Comment la ministre explique-t-elle ses réactions aux turbulences sociales et médiatiques causées par l'annonce d'une possible libération conditionnelle ? Elle a alors annoncé sa volonté d'associer davantage les victimes à l'exécution de la peine. Comment la ministre réfute-t-elle la critique selon laquelle ces déclarations et cette prise de position ébranlent un fondement essentiel de notre État de droit, à savoir l'objectivation de la procédure et la distance volontaire et explicite à prendre par rapport aux éruptions émotionnelles et affectives certes compréhensibles mais, dans ce contexte, perturbantes.

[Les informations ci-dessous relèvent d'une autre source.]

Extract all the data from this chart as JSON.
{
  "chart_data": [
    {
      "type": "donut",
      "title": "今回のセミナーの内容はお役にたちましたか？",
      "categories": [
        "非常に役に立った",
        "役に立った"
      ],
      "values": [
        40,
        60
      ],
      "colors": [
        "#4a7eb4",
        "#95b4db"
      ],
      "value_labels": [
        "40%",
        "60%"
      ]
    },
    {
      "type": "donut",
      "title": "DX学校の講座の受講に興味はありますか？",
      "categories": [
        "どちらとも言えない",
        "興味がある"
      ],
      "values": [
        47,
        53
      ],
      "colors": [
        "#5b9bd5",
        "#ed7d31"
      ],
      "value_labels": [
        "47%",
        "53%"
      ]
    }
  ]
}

La ministre est-elle comme moi convaincue que c'est précisément en pareils moments que l'autorité publique et en particulier le ministre de la Justice doivent proclamer leur foi dans ces principes fondamentaux, même si ce message n'est pas populaire ? Comprend-elle que de tels points de vue, couverts d'un voile d'humanité bienvenu, ne contribuent pas vraiment à un fonctionnement optimal de l'État de droit ? Est-elle encore disposée à assumer, dans cette affaire, son rôle de ministre de la Justice et de défenseur convaincu des principes de l'État de droit et à soutenir avec force la procédure objectivée relative aux mesures dont Michelle Martin ou d'autres cas semblables pourraient éventuellement bénéficier ? La ministre confirme-t-elle que, tout particulièrement pour l'exécution de la peine, la distance par rapport aux victimes doit être volontairement et explicitement grande ?

Réponse reçue le 19 décembre 2012 :

Les actes perpétrés par Marc Dutroux et Michèle Martin demeurent un traumatisme collectif pour tout notre pays.

Rien ne me paraît dès lors plus logique, en tant que ministre de la Justice, que de prêter une oreille attentive aux victimes, aux parents et aux proches, lorsque quelqu'un comme Michèle Martin est libéré sous condition.

Cette rencontre a eu lieu le 18 août.

Ce fut un long entretien au cours duquel j'ai principalement écouté et qui peut se résumer comme suit.

Voilà ce que j'ai fait, comme l'ont par ailleurs également fait plus tard dans la semaine ma collègue Milquet et le premier ministre Di Rupo, lorsqu'ils ont reçu les parents. Je n'ai par ailleurs pas l'impression que l'État de droit ait été menacé à quelque moment que ce soit.